Our methods work at least also for the affine Toda system for $SU(4)$, which includes the Tzitzeica equation as a special case. See Section 5 below. The blow-up analysis of the Tzitzeica equation [41] was carried out by Jevnikar-Yang [21] recently.

We want to emphasize that in the above blow-up analysis the classification of all entire solution of the blow-up limits plays a crucial role. The classification for the Liouville equation (1.2) was given by Chen-Li [9], for (1.1) for $SU(N+1)$ by Jost-Wang [24]. As mentioned above we need also the classification of entire solutions to the Liouville equation (1.2) and system (1.15) with a singular source. For such a result see the work of Lin-Wei-Ye [32] and Lin-Yang-Zhong [35] or Appendix below.

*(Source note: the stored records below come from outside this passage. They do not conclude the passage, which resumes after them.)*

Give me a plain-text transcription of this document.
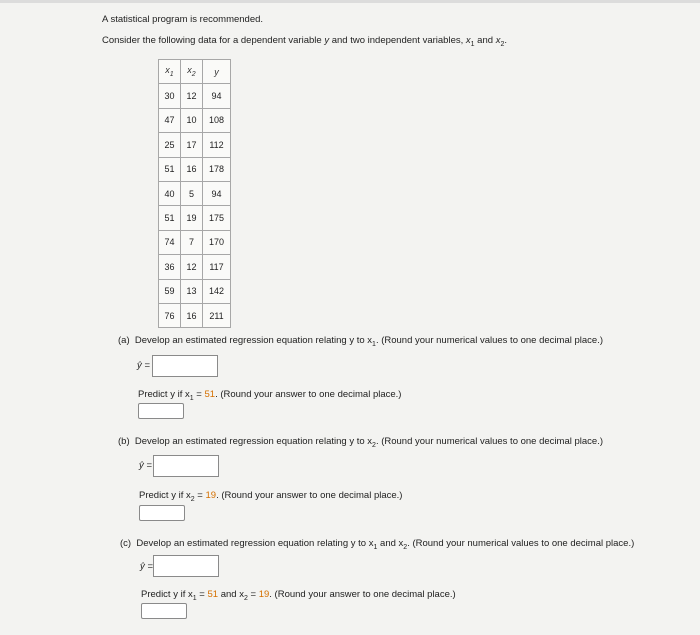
A statistical program is recommended.
Consider the following data for a dependent variable y and two independent variables, $x_1$ and $x_2$.
$x_1$	$x_2$	y
30	12	94
47	10	108
25	17	112
51	16	178
40	5	94
51	19	175
74	7	170
36	12	117
59	13	142
76	16	211
(a) Develop an estimated regression equation relating y to $x_1$. (Round your numerical values to one decimal place.)
ŷ =
Predict y if $x_1 = 51$. (Round your answer to one decimal place.)
(b) Develop an estimated regression equation relating y to $x_2$. (Round your numerical values to one decimal place.)
ŷ =
Predict y if $x_2 = 19$. (Round your answer to one decimal place.)
(c) Develop an estimated regression equation relating y to $x_1$ and $x_2$. (Round your numerical values to one decimal place.)
ŷ =
Predict y if $x_1 = 51$ and $x_2 = 19$. (Round your answer to one decimal place.)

Recently there have been many interesting further results on the study of local mass of a blow-up sequence of open Toda systems (with or without singular sources) with the number of components more than two, for example the Toda systems with Lie algebras of $A_n,B_n,C_n,G_2,D_4,F_4$. See the work of Lin-Yang-Zhong [35] and Karmakar-Lin-Nie [28] where there are also complicated (or even more complicated) blow-up phenomena. The main difference between our results, or other results for affine Toda systems in [39], [37], [27], [22], and the results in [35] and [28], or previous results for open Toda systems, is that affine Toda systems have infinitely many local blow-up possibilities, while open Toda systems have only finitely many local blow-up possibilities. Nevertheless, the blow-up analysis for affine Toda systems is established on the blow-up analysis for the corresponding Toda systems without or even with singular sources. This is showed in this paper. We believe that it is a general phenomenon.

The rest of the paper is organized as follows. In Section 2 we establish a selection process for finite number of bubbling areas, the oscillation estimate outside the blow-up set and the local Pohozaev identities corresponding to the blow-up analysis of system (2.1)-(2.4). In Section 3, we prove a local blow-up behavior Theorem 3.1 where we need to explore more careful blow-up analysis in the bubbling areas. With the help of local Theorem 3.1, by using a standard argument of combining the blow-up areas and a global Pohozaev identity, we give the proof of our main Theorem 1.1 in Section 4. In Section 5, we discuss another systems, affine Toda system for $SU(4)$. The blow-up analysis holds for this system. In Section 6, we recall two classification theorems which are used in our proof. In Section 7 we review the relationship between the system (1.5)-(1.6) and the minimal surface into ${\mathbb{S}}^4$.